In giving reasons for his decisions, the President followed the existing national judicial practice of using a pre-drafted template that did not contain individualised reasons and which, in essence, merely stated that the requirements of the national legislation on telephone tapping, referred to in the template, had been met.
The four individuals were then charged with participation in an organised criminal gang before the Specialised Criminal Court heard the case on its merits.
Since the content of the recorded conversations is of direct importance in establishing the validity of the indictment, the Specialised Criminal Court must first review the legality of the procedure that led to the authorisation of the telephone tapping. In this context, that court asks whether the national practice regarding the reasons given for decisions authorising telephone tapping is compatible with the Directive on privacy and electronic communications1, read in the light of the Charter of Fundamental Rights of the European Union. It has therefore referred to the Court for a preliminary ruling.
In today’s judgment, the Court notes that, as regards the national practice at issue, the judge authorising the telephone tapping adopts his decision on the basis of a reasoned and detailed application enabling him to determine whether the conditions for granting authorisation have been met. The Court notes that this practice is part of the legislative measures adopted by Bulgaria under the Directive on privacy and electronic communications, which provide for the possibility of adopting reasoned judicial decisions that have the effect of restricting the principle of confidentiality of electronic communications and traffic data, set out in that directive.
The Court then states that it may be deemed that, by signing a pre-drafted text according to a template indicating that the legal requirements have been met, the national judge endorsed the grounds of the detailed application submitted to him by the competent prosecuting authority, while at the same time ensuring that those requirements had been met. In that context, it would be artificial to require that the telephone tapping authorisation should contain a specific and detailed statement of reasons when the application, in respect of which the authorisation is granted, already contains such a statement of reasons under national law.
Furthermore, the Court states that once the person concerned has been informed that he or she has been the subject of telephone tapping, the obligation to state reasons laid down in the Charter of Fundamental Rights requires that both the person concerned and the court responsible for verifying the legality of the authorisation for telephone tapping must be able to understand the reasons for the authorisation. This requires that they should have access not only to the authorisation decision, but also to the application of the authority that requested it.
The Court further specifies that these persons concerned must be able to understand easily and unambiguously, by reading the authorisation and the reasoned application accompanying it, the precise reasons why that authorisation was granted in the light of the factual and legal circumstances characterising the individual case underlying the application. It adds that when the authorisation decision merely indicates the validity period of authorisation and states that the legal provisions have been met, it is essential that the application should clearly state all the necessary information so that the persons concerned are in a position to understand that, on the basis of this information alone, the judge who granted the authorisation has, by endorsing the reasoning contained in the application, come to the conclusion that all the legal requirements have been met.

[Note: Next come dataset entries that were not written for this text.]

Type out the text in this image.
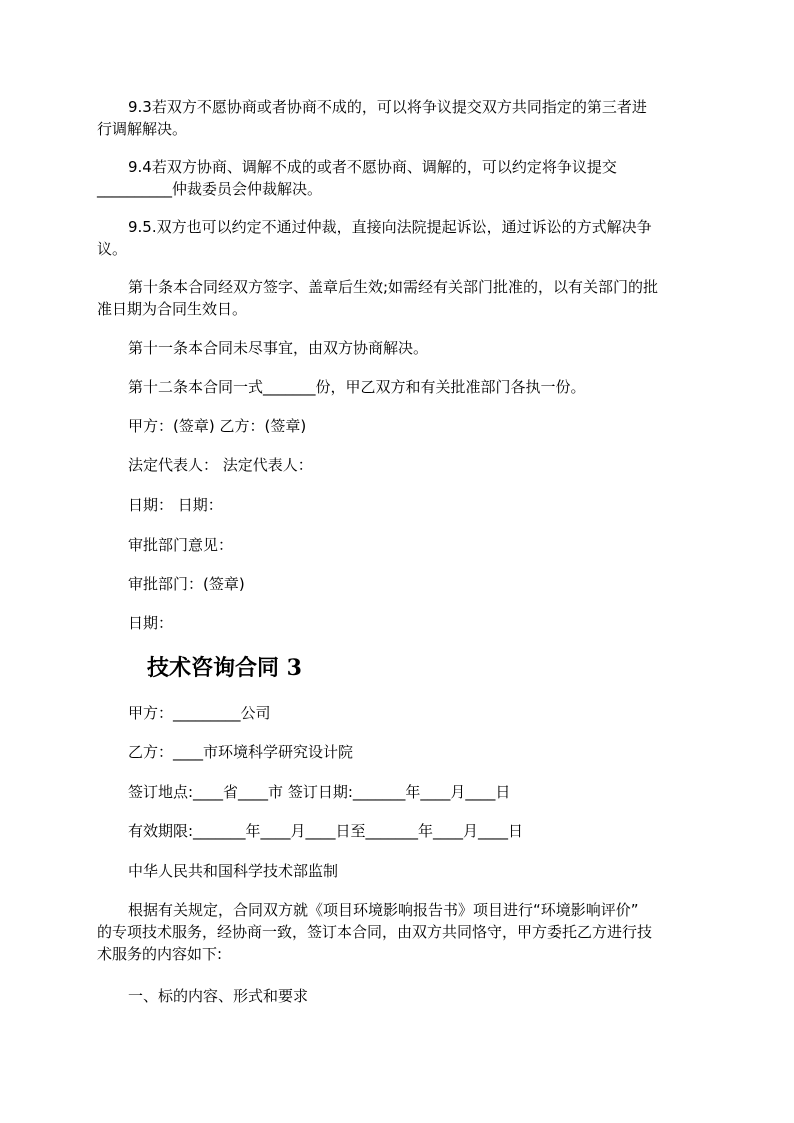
9.3若双方不愿协商或者协商不成的，可以将争议提交双方共同指定的第三者进
行调解解决。
9.4若双方协商、调解不成的或者不愿协商、调解的，可以约定将争议提交
__________仲裁委员会仲裁解决。
9.5.双方也可以约定不通过仲裁，直接向法院提起诉讼，通过诉讼的方式解决争
议。
第十条本合同经双方签字、盖章后生效;如需经有关部门批准的，以有关部门的批
准日期为合同生效日。
第十一条本合同未尽事宜，由双方协商解决。
第十二条本合同一式_______份，甲乙双方和有关批准部门各执一份。
甲方：(签章) 乙方：(签章)
法定代表人： 法定代表人：
日期： 日期：
审批部门意见：
审批部门：(签章)
日期：
技术咨询合同 3
甲方：_________公司
乙方：____市环境科学研究设计院
签订地点:____省____市 签订日期:_______年____月____日
有效期限:_______年____月____日至_______年____月____日
中华人民共和国科学技术部监制
根据有关规定，合同双方就《项目环境影响报告书》项目进行“环境影响评价”
的专项技术服务，经协商一致，签订本合同，由双方共同恪守，甲方委托乙方进行技
术服务的内容如下:
一、标的内容、形式和要求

NOTE: A reference for a preliminary ruling allows the courts and tribunals of the Member States, in disputes which have been brought before them, to refer questions to the Court of Justice about the interpretation of European Union law or the validity of a European Union act. The Court of Justice does not decide the dispute itself. It is for the national court or tribunal to dispose of the case in accordance with the Court’s decision, which is similarly binding on other national courts or tribunals before which a similar issue is raised.